Thursday, March 11, 2004
Texas Company Removes Web List of Malpractice Plaintiffs
The action was welcomed by patients who had been listed and a consumer advocacy group, Texas Watch, that called the five-month-old site "a mean-spirited database to deny access to medical care."
This web site, and the various political and ethical questions that it raised, is a great example of the explosive power of the Web. There is a lot of information in the world that is literally public, in the sense that it is available to anybody who asks for it. Much of it resides in American courthouses. As long as this information is difficult to find, digest, catalog and search, nobody much gives a damn. But if you go to the trouble to organize it into one web site into a form that an interested party can search through conveniently, people go wild with rage.
The opponents aren't really complaining about the existence of the web site. They are complaining about the response to the web site. In this case, some doctors may have used the web site's data to "blacklist" patients. Is this inappropriate or unethical for a doctor to do? DB's Medical Rants has some interesting thinking on the topic, here, here, and here.
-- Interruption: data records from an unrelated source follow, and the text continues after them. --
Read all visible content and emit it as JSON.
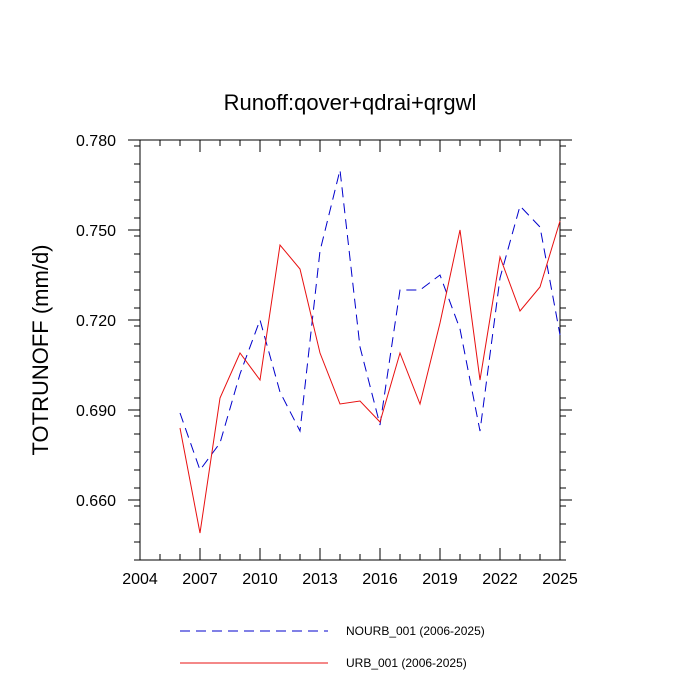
{
  "chart_data": {
    "type": "line",
    "title": "Runoff:qover+qdrai+qrgwl",
    "xlabel": "",
    "ylabel": "TOTRUNOFF  (mm/d)",
    "xlim": [
      2004,
      2025
    ],
    "ylim": [
      0.64,
      0.78
    ],
    "xticks": [
      2004,
      2007,
      2010,
      2013,
      2016,
      2019,
      2022,
      2025
    ],
    "xtick_labels": [
      "2004",
      "2007",
      "2010",
      "2013",
      "2016",
      "2019",
      "2022",
      "2025"
    ],
    "yticks": [
      0.66,
      0.69,
      0.72,
      0.75,
      0.78
    ],
    "ytick_labels": [
      "0.660",
      "0.690",
      "0.720",
      "0.750",
      "0.780"
    ],
    "grid": false,
    "legend_position": "bottom",
    "x": [
      2006,
      2007,
      2008,
      2009,
      2010,
      2011,
      2012,
      2013,
      2014,
      2015,
      2016,
      2017,
      2018,
      2019,
      2020,
      2021,
      2022,
      2023,
      2024,
      2025
    ],
    "series": [
      {
        "name": "NOURB_001 (2006-2025)",
        "color": "#0000cc",
        "style": "dashed",
        "values": [
          0.689,
          0.67,
          0.679,
          0.702,
          0.72,
          0.696,
          0.683,
          0.743,
          0.77,
          0.711,
          0.685,
          0.73,
          0.73,
          0.735,
          0.717,
          0.683,
          0.734,
          0.758,
          0.751,
          0.715
        ]
      },
      {
        "name": "URB_001 (2006-2025)",
        "color": "#e81010",
        "style": "solid",
        "values": [
          0.684,
          0.649,
          0.694,
          0.709,
          0.7,
          0.745,
          0.737,
          0.709,
          0.692,
          0.693,
          0.686,
          0.709,
          0.692,
          0.719,
          0.75,
          0.7,
          0.741,
          0.723,
          0.731,
          0.753
        ]
      }
    ]
  }
}
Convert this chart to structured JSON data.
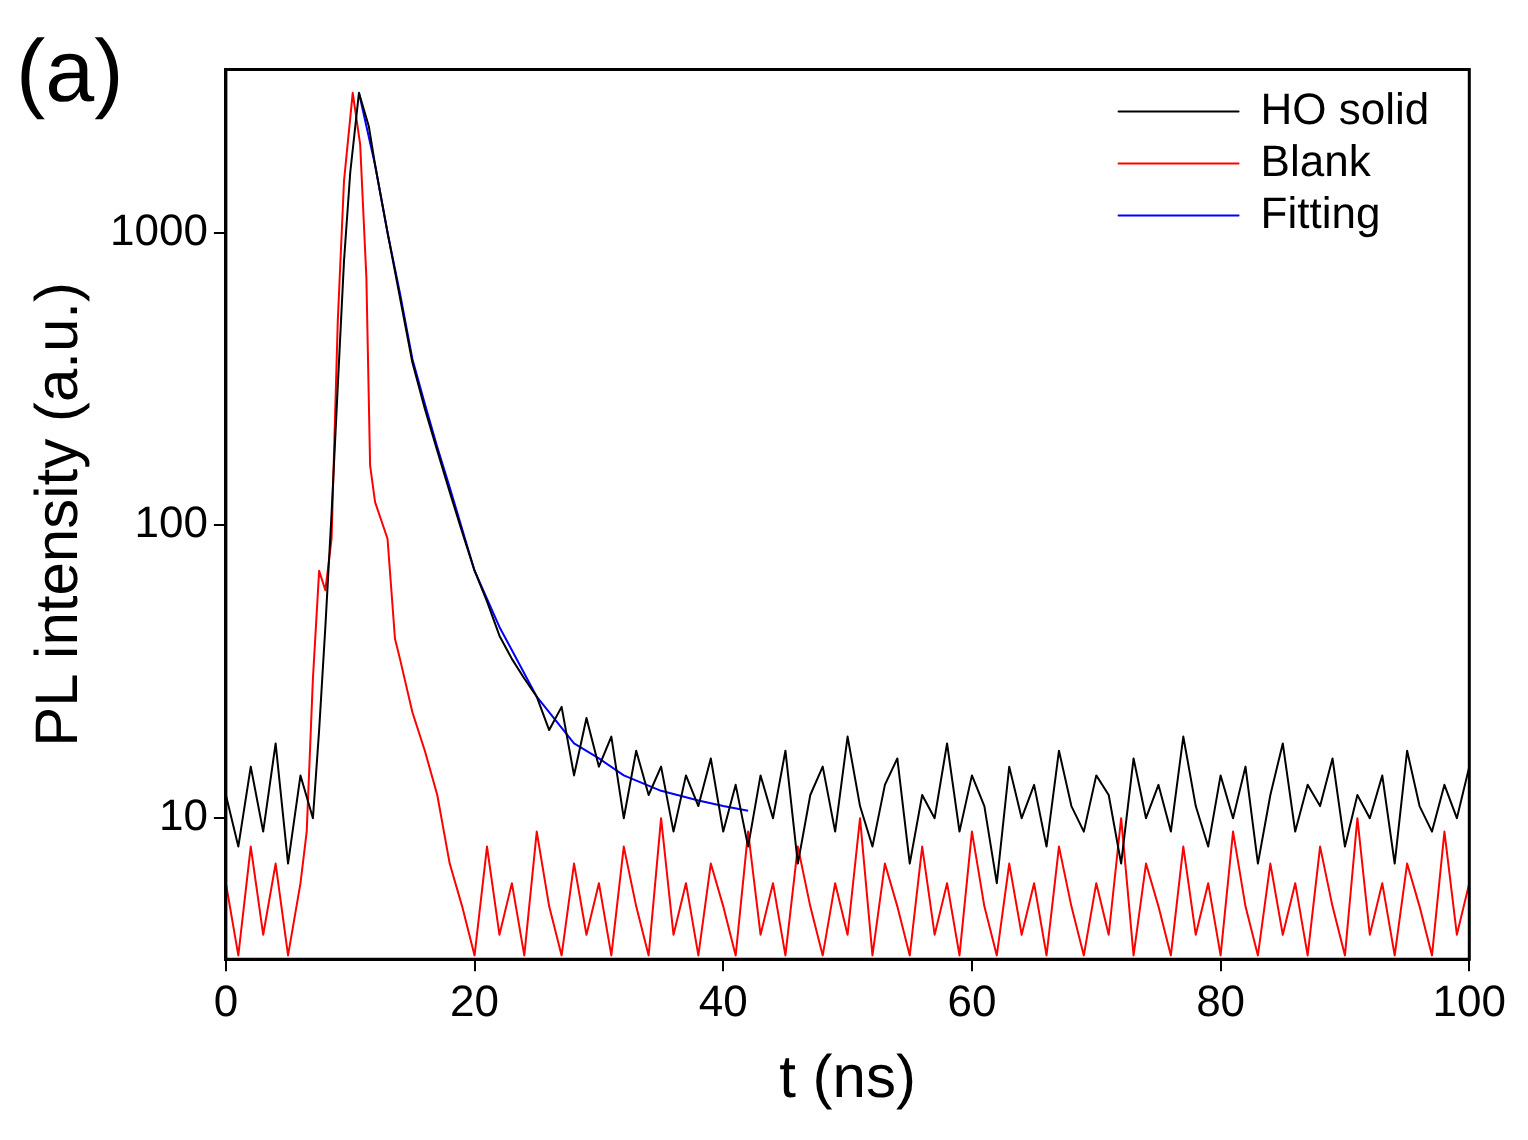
{
  "chart_data": {
    "type": "line",
    "title": "(a)",
    "xlabel": "t (ns)",
    "ylabel": "PL intensity (a.u.)",
    "xlim": [
      0,
      100
    ],
    "xticks": [
      0,
      20,
      40,
      60,
      80,
      100
    ],
    "ylim": [
      3.3,
      3600
    ],
    "yticks": [
      10,
      100,
      1000
    ],
    "log": "y",
    "grid": false,
    "legend": "top right",
    "marker": "none",
    "line_style": "solid",
    "series": [
      {
        "name": "HO solid",
        "color": "#000000",
        "x": [
          0,
          1,
          2,
          3,
          4,
          5,
          6,
          7,
          7.5,
          8,
          8.5,
          9,
          9.5,
          10,
          10.7,
          11.5,
          12,
          13,
          14,
          15,
          16,
          17,
          18,
          19,
          20,
          21,
          22,
          23,
          24,
          25,
          26,
          27,
          28,
          29,
          30,
          31,
          32,
          33,
          34,
          35,
          36,
          37,
          38,
          39,
          40,
          41,
          42,
          43,
          44,
          45,
          46,
          47,
          48,
          49,
          50,
          51,
          52,
          53,
          54,
          55,
          56,
          57,
          58,
          59,
          60,
          61,
          62,
          63,
          64,
          65,
          66,
          67,
          68,
          69,
          70,
          71,
          72,
          73,
          74,
          75,
          76,
          77,
          78,
          79,
          80,
          81,
          82,
          83,
          84,
          85,
          86,
          87,
          88,
          89,
          90,
          91,
          92,
          93,
          94,
          95,
          96,
          97,
          98,
          99,
          100
        ],
        "values": [
          12,
          8,
          15,
          9,
          18,
          7,
          14,
          10,
          20,
          45,
          110,
          300,
          800,
          1600,
          3000,
          2300,
          1700,
          1000,
          600,
          360,
          250,
          180,
          130,
          95,
          70,
          55,
          42,
          35,
          30,
          26,
          20,
          24,
          14,
          22,
          15,
          19,
          10,
          17,
          12,
          15,
          9,
          14,
          11,
          16,
          9,
          13,
          8,
          14,
          10,
          17,
          7,
          12,
          15,
          9,
          19,
          11,
          8,
          13,
          16,
          7,
          12,
          10,
          18,
          9,
          14,
          11,
          6,
          15,
          10,
          13,
          8,
          17,
          11,
          9,
          14,
          12,
          7,
          16,
          10,
          13,
          9,
          19,
          11,
          8,
          14,
          10,
          15,
          7,
          12,
          18,
          9,
          13,
          11,
          16,
          8,
          12,
          10,
          14,
          7,
          17,
          11,
          9,
          13,
          10,
          15
        ]
      },
      {
        "name": "Blank",
        "color": "#ff0000",
        "x": [
          0,
          1,
          2,
          3,
          4,
          5,
          6,
          6.5,
          7,
          7.5,
          8,
          8.5,
          9,
          9.5,
          10.2,
          10.8,
          11.3,
          11.6,
          12,
          13,
          13.6,
          14,
          15,
          16,
          17,
          18,
          19,
          20,
          21,
          22,
          23,
          24,
          25,
          26,
          27,
          28,
          29,
          30,
          31,
          32,
          33,
          34,
          35,
          36,
          37,
          38,
          39,
          40,
          41,
          42,
          43,
          44,
          45,
          46,
          47,
          48,
          49,
          50,
          51,
          52,
          53,
          54,
          55,
          56,
          57,
          58,
          59,
          60,
          61,
          62,
          63,
          64,
          65,
          66,
          67,
          68,
          69,
          70,
          71,
          72,
          73,
          74,
          75,
          76,
          77,
          78,
          79,
          80,
          81,
          82,
          83,
          84,
          85,
          86,
          87,
          88,
          89,
          90,
          91,
          92,
          93,
          94,
          95,
          96,
          97,
          98,
          99,
          100
        ],
        "values": [
          6,
          3.4,
          8,
          4,
          7,
          3.4,
          6,
          9,
          30,
          70,
          60,
          90,
          500,
          1500,
          3000,
          2000,
          700,
          160,
          120,
          90,
          41,
          35,
          23,
          17,
          12,
          7,
          5,
          3.4,
          8,
          4,
          6,
          3.4,
          9,
          5,
          3.4,
          7,
          4,
          6,
          3.4,
          8,
          5,
          3.4,
          10,
          4,
          6,
          3.4,
          7,
          5,
          3.4,
          9,
          4,
          6,
          3.4,
          8,
          5,
          3.4,
          6,
          4,
          10,
          3.4,
          7,
          5,
          3.4,
          8,
          4,
          6,
          3.4,
          9,
          5,
          3.4,
          7,
          4,
          6,
          3.4,
          8,
          5,
          3.4,
          6,
          4,
          10,
          3.4,
          7,
          5,
          3.4,
          8,
          4,
          6,
          3.4,
          9,
          5,
          3.4,
          7,
          4,
          6,
          3.4,
          8,
          5,
          3.4,
          10,
          4,
          6,
          3.4,
          7,
          5,
          3.4,
          9,
          4,
          6
        ]
      },
      {
        "name": "Fitting",
        "color": "#0000ff",
        "x": [
          10.7,
          12,
          13,
          14,
          15,
          16,
          17,
          18,
          20,
          22,
          25,
          28,
          30,
          32,
          35,
          38,
          40,
          42
        ],
        "values": [
          3000,
          1700,
          1000,
          620,
          370,
          260,
          185,
          135,
          70,
          45,
          26,
          18,
          16,
          14,
          12.4,
          11.5,
          11,
          10.6
        ]
      }
    ]
  }
}
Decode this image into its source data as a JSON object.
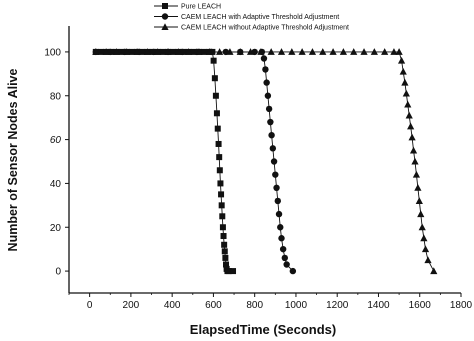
{
  "chart_data": {
    "type": "line",
    "title": "",
    "xlabel": "ElapsedTime (Seconds)",
    "ylabel": "Number of Sensor Nodes Alive",
    "xlim": [
      -100,
      1800
    ],
    "ylim": [
      -10,
      110
    ],
    "xticks": [
      0,
      200,
      400,
      600,
      800,
      1000,
      1200,
      1400,
      1600,
      1800
    ],
    "yticks": [
      0,
      20,
      40,
      60,
      80,
      100
    ],
    "yticks_labels": [
      "0",
      "20",
      "40",
      "60",
      "80",
      "100"
    ],
    "grid": false,
    "legend_position": "top-left",
    "series": [
      {
        "name": "Pure LEACH",
        "marker": "square",
        "color": "#111111",
        "x": [
          30,
          55,
          80,
          105,
          130,
          155,
          180,
          205,
          230,
          255,
          280,
          305,
          330,
          355,
          380,
          405,
          430,
          455,
          480,
          505,
          530,
          555,
          580,
          595,
          601,
          607,
          612,
          617,
          621,
          625,
          628,
          631,
          634,
          637,
          640,
          643,
          646,
          649,
          652,
          655,
          658,
          661,
          664,
          668,
          675,
          695
        ],
        "y": [
          100,
          100,
          100,
          100,
          100,
          100,
          100,
          100,
          100,
          100,
          100,
          100,
          100,
          100,
          100,
          100,
          100,
          100,
          100,
          100,
          100,
          100,
          100,
          100,
          96,
          88,
          80,
          72,
          65,
          58,
          52,
          46,
          40,
          35,
          30,
          25,
          20,
          16,
          12,
          9,
          6,
          3,
          1,
          0,
          0,
          0
        ]
      },
      {
        "name": "CAEM LEACH with Adaptive Threshold Adjustment",
        "marker": "circle",
        "color": "#111111",
        "x": [
          30,
          100,
          170,
          240,
          310,
          380,
          450,
          520,
          590,
          660,
          730,
          800,
          835,
          845,
          852,
          858,
          864,
          870,
          876,
          882,
          888,
          894,
          900,
          906,
          912,
          918,
          924,
          930,
          938,
          946,
          955,
          985
        ],
        "y": [
          100,
          100,
          100,
          100,
          100,
          100,
          100,
          100,
          100,
          100,
          100,
          100,
          100,
          97,
          92,
          86,
          80,
          74,
          68,
          62,
          56,
          50,
          44,
          38,
          32,
          26,
          20,
          15,
          10,
          6,
          3,
          0
        ]
      },
      {
        "name": "CAEM LEACH without Adaptive Threshold Adjustment",
        "marker": "triangle",
        "color": "#111111",
        "x": [
          30,
          80,
          130,
          180,
          230,
          280,
          330,
          380,
          430,
          480,
          530,
          580,
          630,
          680,
          730,
          780,
          830,
          880,
          930,
          980,
          1030,
          1080,
          1130,
          1180,
          1230,
          1280,
          1330,
          1380,
          1430,
          1475,
          1500,
          1512,
          1520,
          1528,
          1535,
          1542,
          1549,
          1556,
          1563,
          1570,
          1577,
          1584,
          1591,
          1598,
          1605,
          1612,
          1620,
          1628,
          1640,
          1668
        ],
        "y": [
          100,
          100,
          100,
          100,
          100,
          100,
          100,
          100,
          100,
          100,
          100,
          100,
          100,
          100,
          100,
          100,
          100,
          100,
          100,
          100,
          100,
          100,
          100,
          100,
          100,
          100,
          100,
          100,
          100,
          100,
          100,
          96,
          91,
          86,
          81,
          76,
          71,
          66,
          61,
          55,
          50,
          44,
          38,
          32,
          26,
          20,
          15,
          10,
          5,
          0
        ]
      }
    ]
  }
}
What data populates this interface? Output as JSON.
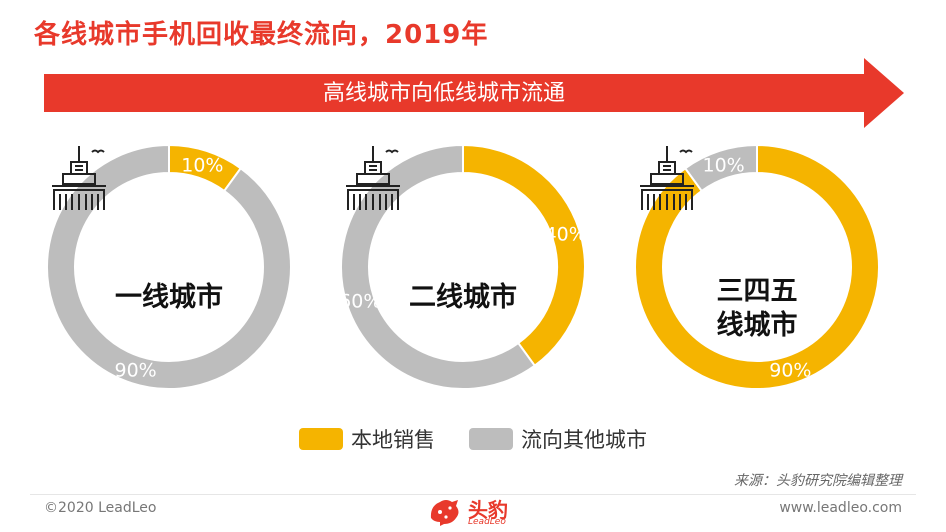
{
  "title": "各线城市手机回收最终流向，2019年",
  "banner": "高线城市向低线城市流通",
  "colors": {
    "local": "#f5b400",
    "other": "#bdbdbd",
    "accent": "#e8392b"
  },
  "chart_data": {
    "type": "pie",
    "variant": "donut",
    "series_names": [
      "本地销售",
      "流向其他城市"
    ],
    "charts": [
      {
        "label": "一线城市",
        "values": [
          10,
          90
        ],
        "labels": [
          "10%",
          "90%"
        ]
      },
      {
        "label": "二线城市",
        "values": [
          40,
          60
        ],
        "labels": [
          "40%",
          "60%"
        ]
      },
      {
        "label": "三四五线城市",
        "label_lines": [
          "三四五",
          "线城市"
        ],
        "values": [
          90,
          10
        ],
        "labels": [
          "90%",
          "10%"
        ]
      }
    ],
    "legend": [
      "本地销售",
      "流向其他城市"
    ],
    "legend_position": "bottom"
  },
  "source": "来源：头豹研究院编辑整理",
  "footer": {
    "copyright": "©2020 LeadLeo",
    "logo_text": "头豹",
    "logo_sub": "LeadLeo",
    "website": "www.leadleo.com"
  }
}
Of course, a doctor needn't use the information on the web site to blacklist patients. He or she might decide to spend more time with the patient, more carefully explaining the risks entailed with the medical procedure in question, or the error rate associated with diagnosis in general. This would be a good thing for the patient and the doctor, even if it is bad news for the trial bar, which feeds off of anger more than anything else.
Then again, a doctor might use the database to lower the risk of a malpractice claim by ordering more than the usual number of laboratory tests. In this case, the use of the database burdens the patient's employer, or the government, with added expense. Is this fair for the doctor to do?
My own view is that everybody is entitled to one lawsuit. Bad things happen, and the courts exist to shift damages to the wrongdoer on those occasions when somebody has, in fact, been damaged. However, since most people go their entire lives without bringing a lawsuit, or even having a plausible cause to seek recoveries other than small claims, we should view a person's second lawsuit with great skepticism. The second lawsuit suggests a person who did not learn a damn thing from their first experience (check out your doctor, ask questions, learn what you can about the treatments you receive and the drugs you take), or worse, a person looking to recover on fraudulent, or at least unsympathetic, grounds.